The coup leader, Abdel Fattah al Burhan, also dismantled the civilian government and the Sovereignty Council, an interim body comprising civilians and generals.

Following widespread protests in 2019, the military ousted Bashir. After a period of political uncertainty, the military and pro-democracy civilian leaders signed a power-sharing agreement in mid-2019, establishing a transitional civilian government.

According to the country’s transitional constitutional charter, which resulted from the power-sharing deal, the RSF has been defined as a regular military force without any authority over detentions and law enforcement tasks.

But as the military tightens up its grip on power, it appears that controlling the RSF, which has long been under the country’s second most powerful general, Mohammed Hamdan “Hemeti” Dagolo, will be a menacing task for anyone.

Even prior to the military coup, the RSF detained people despite having no legal authority under the transitional charter, according to the HRW.

Why was the RSF formed? 

The RSF was established by the Sudanese government during the Darfur conflict, in which Khartoum used some of the country’s Arab tribes organised under Janjaweed militias against rebel groups to suppress the rebellion.

For a long time, Darfur’s sedentary population and nomadic tribes have been at odds over allocating natural resources in the region.
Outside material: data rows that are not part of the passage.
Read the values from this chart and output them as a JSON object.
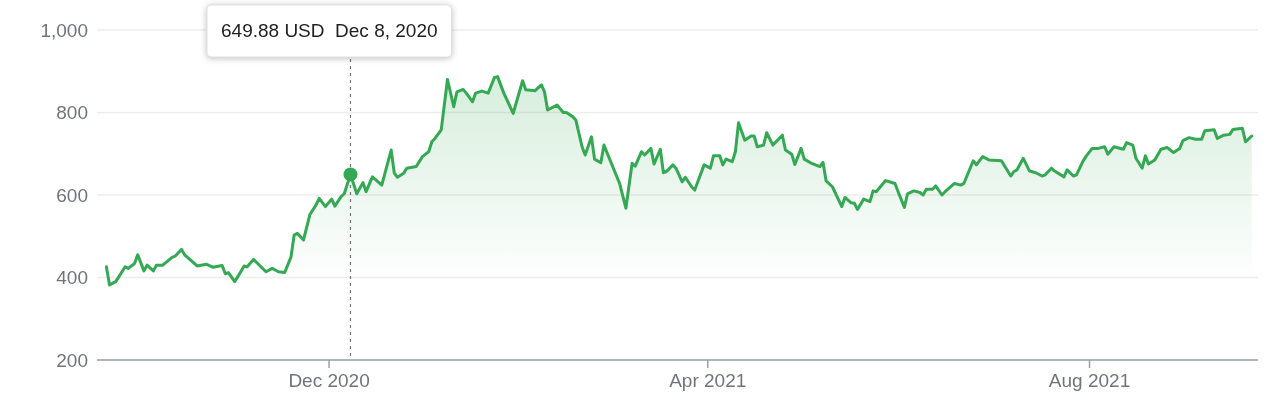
{
  "chart_data": {
    "type": "area",
    "x": [
      "2020-09-21",
      "2020-09-22",
      "2020-09-24",
      "2020-09-27",
      "2020-09-28",
      "2020-09-30",
      "2020-10-01",
      "2020-10-03",
      "2020-10-04",
      "2020-10-06",
      "2020-10-07",
      "2020-10-09",
      "2020-10-12",
      "2020-10-13",
      "2020-10-15",
      "2020-10-16",
      "2020-10-20",
      "2020-10-23",
      "2020-10-25",
      "2020-10-28",
      "2020-10-29",
      "2020-10-30",
      "2020-11-01",
      "2020-11-02",
      "2020-11-04",
      "2020-11-05",
      "2020-11-07",
      "2020-11-11",
      "2020-11-13",
      "2020-11-15",
      "2020-11-17",
      "2020-11-19",
      "2020-11-20",
      "2020-11-21",
      "2020-11-23",
      "2020-11-25",
      "2020-11-27",
      "2020-11-28",
      "2020-11-30",
      "2020-12-02",
      "2020-12-03",
      "2020-12-05",
      "2020-12-06",
      "2020-12-08",
      "2020-12-10",
      "2020-12-12",
      "2020-12-13",
      "2020-12-15",
      "2020-12-18",
      "2020-12-21",
      "2020-12-22",
      "2020-12-23",
      "2020-12-25",
      "2020-12-26",
      "2020-12-29",
      "2020-12-31",
      "2021-01-02",
      "2021-01-03",
      "2021-01-04",
      "2021-01-06",
      "2021-01-08",
      "2021-01-10",
      "2021-01-11",
      "2021-01-13",
      "2021-01-14",
      "2021-01-16",
      "2021-01-17",
      "2021-01-19",
      "2021-01-21",
      "2021-01-23",
      "2021-01-24",
      "2021-01-26",
      "2021-01-29",
      "2021-02-01",
      "2021-02-02",
      "2021-02-05",
      "2021-02-07",
      "2021-02-08",
      "2021-02-09",
      "2021-02-12",
      "2021-02-14",
      "2021-02-15",
      "2021-02-17",
      "2021-02-18",
      "2021-02-20",
      "2021-02-21",
      "2021-02-23",
      "2021-02-24",
      "2021-02-26",
      "2021-02-27",
      "2021-03-04",
      "2021-03-06",
      "2021-03-08",
      "2021-03-09",
      "2021-03-11",
      "2021-03-12",
      "2021-03-14",
      "2021-03-15",
      "2021-03-17",
      "2021-03-18",
      "2021-03-19",
      "2021-03-21",
      "2021-03-22",
      "2021-03-24",
      "2021-03-25",
      "2021-03-27",
      "2021-03-28",
      "2021-03-31",
      "2021-04-02",
      "2021-04-03",
      "2021-04-05",
      "2021-04-06",
      "2021-04-07",
      "2021-04-09",
      "2021-04-10",
      "2021-04-11",
      "2021-04-13",
      "2021-04-15",
      "2021-04-16",
      "2021-04-17",
      "2021-04-19",
      "2021-04-20",
      "2021-04-22",
      "2021-04-25",
      "2021-04-26",
      "2021-04-28",
      "2021-04-29",
      "2021-05-01",
      "2021-05-02",
      "2021-05-04",
      "2021-05-05",
      "2021-05-07",
      "2021-05-08",
      "2021-05-09",
      "2021-05-11",
      "2021-05-14",
      "2021-05-15",
      "2021-05-17",
      "2021-05-18",
      "2021-05-19",
      "2021-05-21",
      "2021-05-23",
      "2021-05-24",
      "2021-05-25",
      "2021-05-28",
      "2021-05-31",
      "2021-06-01",
      "2021-06-03",
      "2021-06-04",
      "2021-06-06",
      "2021-06-08",
      "2021-06-09",
      "2021-06-10",
      "2021-06-12",
      "2021-06-13",
      "2021-06-15",
      "2021-06-16",
      "2021-06-19",
      "2021-06-21",
      "2021-06-22",
      "2021-06-25",
      "2021-06-26",
      "2021-06-28",
      "2021-06-30",
      "2021-07-04",
      "2021-07-07",
      "2021-07-08",
      "2021-07-09",
      "2021-07-11",
      "2021-07-13",
      "2021-07-15",
      "2021-07-17",
      "2021-07-18",
      "2021-07-20",
      "2021-07-21",
      "2021-07-24",
      "2021-07-25",
      "2021-07-27",
      "2021-07-28",
      "2021-07-30",
      "2021-07-31",
      "2021-08-02",
      "2021-08-04",
      "2021-08-06",
      "2021-08-07",
      "2021-08-09",
      "2021-08-12",
      "2021-08-13",
      "2021-08-15",
      "2021-08-16",
      "2021-08-18",
      "2021-08-19",
      "2021-08-20",
      "2021-08-22",
      "2021-08-24",
      "2021-08-26",
      "2021-08-28",
      "2021-08-30",
      "2021-08-31",
      "2021-09-02",
      "2021-09-04",
      "2021-09-06",
      "2021-09-07",
      "2021-09-10",
      "2021-09-11",
      "2021-09-13",
      "2021-09-15",
      "2021-09-16",
      "2021-09-19",
      "2021-09-20",
      "2021-09-22"
    ],
    "series": [
      {
        "color": "#34a853",
        "values": [
          426,
          382,
          390,
          426,
          422,
          434,
          455,
          416,
          430,
          416,
          430,
          430,
          449,
          452,
          468,
          455,
          428,
          432,
          425,
          429,
          409,
          412,
          390,
          402,
          428,
          426,
          444,
          414,
          422,
          414,
          412,
          450,
          503,
          507,
          491,
          552,
          576,
          592,
          572,
          590,
          573,
          596,
          603,
          650,
          603,
          630,
          608,
          644,
          624,
          709,
          653,
          643,
          653,
          665,
          669,
          693,
          705,
          729,
          737,
          758,
          880,
          814,
          850,
          856,
          847,
          826,
          847,
          852,
          847,
          885,
          887,
          847,
          798,
          877,
          855,
          853,
          867,
          850,
          806,
          818,
          800,
          800,
          790,
          782,
          717,
          697,
          741,
          687,
          678,
          721,
          628,
          568,
          677,
          670,
          705,
          697,
          713,
          675,
          711,
          654,
          657,
          673,
          665,
          632,
          643,
          620,
          612,
          673,
          665,
          695,
          695,
          673,
          687,
          681,
          705,
          775,
          733,
          743,
          743,
          717,
          721,
          751,
          721,
          745,
          709,
          699,
          674,
          713,
          687,
          678,
          675,
          669,
          679,
          634,
          620,
          572,
          594,
          581,
          580,
          565,
          590,
          584,
          610,
          608,
          635,
          628,
          608,
          570,
          603,
          610,
          606,
          600,
          614,
          614,
          622,
          600,
          608,
          628,
          624,
          628,
          683,
          673,
          693,
          685,
          683,
          646,
          657,
          661,
          689,
          658,
          654,
          646,
          649,
          665,
          658,
          644,
          661,
          646,
          649,
          681,
          693,
          713,
          713,
          717,
          699,
          717,
          711,
          727,
          721,
          689,
          665,
          695,
          675,
          685,
          711,
          715,
          703,
          713,
          732,
          739,
          735,
          735,
          756,
          758,
          737,
          745,
          747,
          759,
          762,
          729,
          743
        ]
      }
    ],
    "xlim": [
      "2020-09-18",
      "2021-09-24"
    ],
    "xticks": [
      {
        "value": "2020-12-01",
        "label": "Dec 2020"
      },
      {
        "value": "2021-04-01",
        "label": "Apr 2021"
      },
      {
        "value": "2021-08-01",
        "label": "Aug 2021"
      }
    ],
    "ylim": [
      200,
      1000
    ],
    "yticks": [
      200,
      400,
      600,
      800,
      {
        "value": 1000,
        "label": "1,000"
      }
    ],
    "grid": "y",
    "ref_lines": [
      {
        "axis": "x",
        "value": "2020-12-08",
        "color": "#757575",
        "line_style": "dotted"
      }
    ],
    "annotations": [
      "649.88 USD  Dec 8, 2020"
    ]
  }
}
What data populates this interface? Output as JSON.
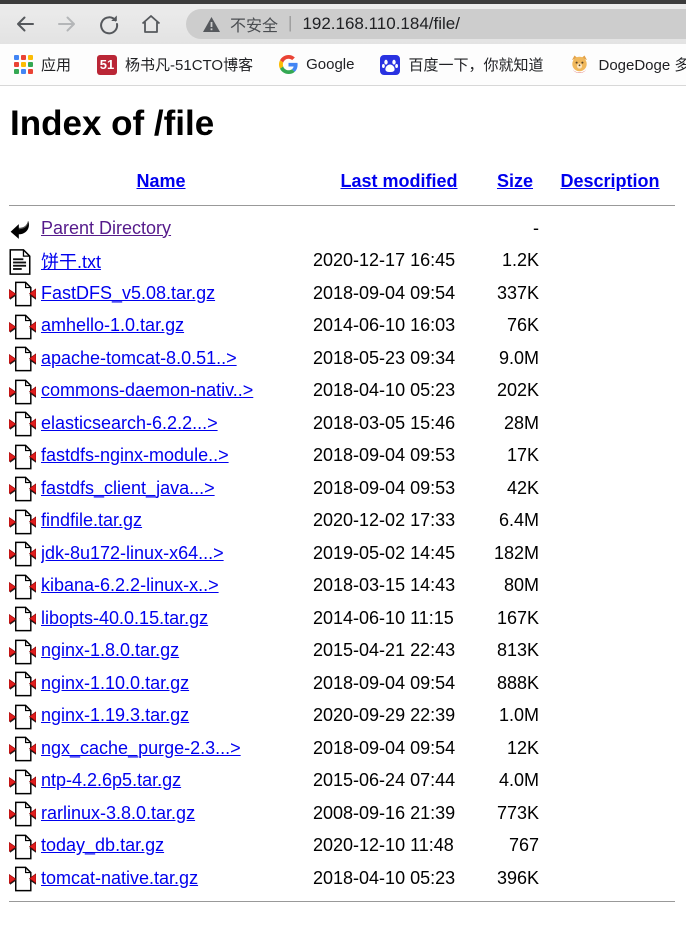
{
  "browser": {
    "nav": {
      "back": "back",
      "forward": "forward",
      "refresh": "refresh",
      "home": "home"
    },
    "address": {
      "security_label": "不安全",
      "separator": "|",
      "url": "192.168.110.184/file/"
    },
    "bookmarks": [
      {
        "label": "应用",
        "icon": "apps-grid-icon"
      },
      {
        "label": "杨书凡-51CTO博客",
        "icon": "51cto-icon",
        "badge": "51"
      },
      {
        "label": "Google",
        "icon": "google-icon"
      },
      {
        "label": "百度一下，你就知道",
        "icon": "baidu-icon"
      },
      {
        "label": "DogeDoge 多",
        "icon": "dogedoge-icon"
      }
    ]
  },
  "page": {
    "title": "Index of /file",
    "columns": {
      "name": "Name",
      "last_modified": "Last modified",
      "size": "Size",
      "description": "Description"
    },
    "rows": [
      {
        "icon": "back-icon",
        "name": "Parent Directory",
        "date": "",
        "size": "-",
        "visited": true
      },
      {
        "icon": "text-file-icon",
        "name": "饼干.txt",
        "date": "2020-12-17 16:45",
        "size": "1.2K",
        "visited": false
      },
      {
        "icon": "compressed-file-icon",
        "name": "FastDFS_v5.08.tar.gz",
        "date": "2018-09-04 09:54",
        "size": "337K",
        "visited": false
      },
      {
        "icon": "compressed-file-icon",
        "name": "amhello-1.0.tar.gz",
        "date": "2014-06-10 16:03",
        "size": "76K",
        "visited": false
      },
      {
        "icon": "compressed-file-icon",
        "name": "apache-tomcat-8.0.51..>",
        "date": "2018-05-23 09:34",
        "size": "9.0M",
        "visited": false
      },
      {
        "icon": "compressed-file-icon",
        "name": "commons-daemon-nativ..>",
        "date": "2018-04-10 05:23",
        "size": "202K",
        "visited": false
      },
      {
        "icon": "compressed-file-icon",
        "name": "elasticsearch-6.2.2...>",
        "date": "2018-03-05 15:46",
        "size": "28M",
        "visited": false
      },
      {
        "icon": "compressed-file-icon",
        "name": "fastdfs-nginx-module..>",
        "date": "2018-09-04 09:53",
        "size": "17K",
        "visited": false
      },
      {
        "icon": "compressed-file-icon",
        "name": "fastdfs_client_java...>",
        "date": "2018-09-04 09:53",
        "size": "42K",
        "visited": false
      },
      {
        "icon": "compressed-file-icon",
        "name": "findfile.tar.gz",
        "date": "2020-12-02 17:33",
        "size": "6.4M",
        "visited": false
      },
      {
        "icon": "compressed-file-icon",
        "name": "jdk-8u172-linux-x64...>",
        "date": "2019-05-02 14:45",
        "size": "182M",
        "visited": false
      },
      {
        "icon": "compressed-file-icon",
        "name": "kibana-6.2.2-linux-x..>",
        "date": "2018-03-15 14:43",
        "size": "80M",
        "visited": false
      },
      {
        "icon": "compressed-file-icon",
        "name": "libopts-40.0.15.tar.gz",
        "date": "2014-06-10 11:15",
        "size": "167K",
        "visited": false
      },
      {
        "icon": "compressed-file-icon",
        "name": "nginx-1.8.0.tar.gz",
        "date": "2015-04-21 22:43",
        "size": "813K",
        "visited": false
      },
      {
        "icon": "compressed-file-icon",
        "name": "nginx-1.10.0.tar.gz",
        "date": "2018-09-04 09:54",
        "size": "888K",
        "visited": false
      },
      {
        "icon": "compressed-file-icon",
        "name": "nginx-1.19.3.tar.gz",
        "date": "2020-09-29 22:39",
        "size": "1.0M",
        "visited": false
      },
      {
        "icon": "compressed-file-icon",
        "name": "ngx_cache_purge-2.3...>",
        "date": "2018-09-04 09:54",
        "size": "12K",
        "visited": false
      },
      {
        "icon": "compressed-file-icon",
        "name": "ntp-4.2.6p5.tar.gz",
        "date": "2015-06-24 07:44",
        "size": "4.0M",
        "visited": false
      },
      {
        "icon": "compressed-file-icon",
        "name": "rarlinux-3.8.0.tar.gz",
        "date": "2008-09-16 21:39",
        "size": "773K",
        "visited": false
      },
      {
        "icon": "compressed-file-icon",
        "name": "today_db.tar.gz",
        "date": "2020-12-10 11:48",
        "size": "767",
        "visited": false
      },
      {
        "icon": "compressed-file-icon",
        "name": "tomcat-native.tar.gz",
        "date": "2018-04-10 05:23",
        "size": "396K",
        "visited": false
      }
    ]
  }
}
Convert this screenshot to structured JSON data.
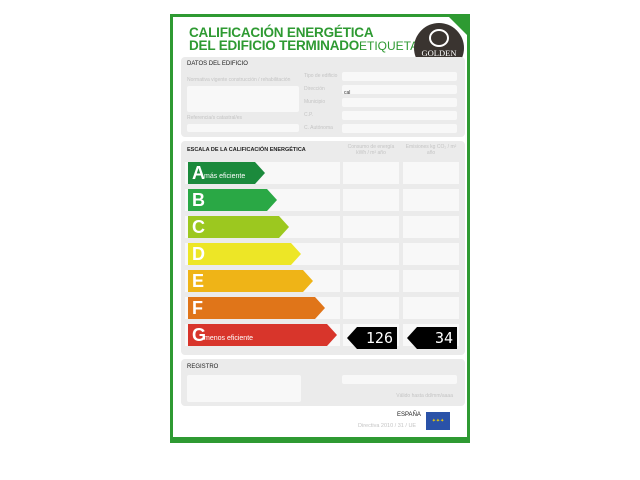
{
  "header": {
    "title_line1": "CALIFICACIÓN ENERGÉTICA",
    "title_line2": "DEL EDIFICIO TERMINADO",
    "label": "ETIQUETA",
    "logo_text": "GOLDEN HOUSE"
  },
  "datos": {
    "title": "DATOS DEL EDIFICIO",
    "normativa": "Normativa vigente construcción / rehabilitación",
    "referencia": "Referencia/s catastral/es",
    "fields": [
      "Tipo de edificio",
      "Dirección",
      "Municipio",
      "C.P.",
      "C. Autónoma"
    ],
    "direccion_value": "cal"
  },
  "escala": {
    "title": "ESCALA DE LA CALIFICACIÓN ENERGÉTICA",
    "col1": "Consumo de energía kWh / m² año",
    "col2": "Emisiones kg CO₂ / m² año",
    "classes": [
      {
        "letter": "A",
        "note": "más eficiente",
        "color": "#1b8a3c"
      },
      {
        "letter": "B",
        "note": "",
        "color": "#2aa845"
      },
      {
        "letter": "C",
        "note": "",
        "color": "#9cc81f"
      },
      {
        "letter": "D",
        "note": "",
        "color": "#ede626"
      },
      {
        "letter": "E",
        "note": "",
        "color": "#efb417"
      },
      {
        "letter": "F",
        "note": "",
        "color": "#e07519"
      },
      {
        "letter": "G",
        "note": "menos eficiente",
        "color": "#d8352b"
      }
    ],
    "rating_class": "G",
    "consumo": "126",
    "emisiones": "34"
  },
  "registro": {
    "title": "REGISTRO",
    "valid": "Válido hasta dd/mm/aaaa"
  },
  "footer": {
    "country": "ESPAÑA",
    "directive": "Directiva 2010 / 31 / UE"
  }
}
When the conflict emerged in the first place, the central Sudanese government appeared to use this dichotomy to mobilize some nomadic tribes against rebel groups.

Under Sudan’s National Intelligence and Security Service (NISS), Janjaweed militias were turned into the RSF to fight armed rebellion in Darfur and other provinces like South Kordofan and the Blue Nile.

During military operations, the RSF have operated under the Sudanese military. The group’s commander Hemeti, a Chadian Arab, who settled in the Darfur region in his teenage years, was a Janjaweed militia leader, a vital force in forming the RSF. HRW has accused Hemeti of committing various war crimes.

While the initial purpose for creating the RSF was to develop a military instrument against Darfur rebels, later on, the paramilitary group has been used in the crackdowns against protests and other rebel activities across Sudan.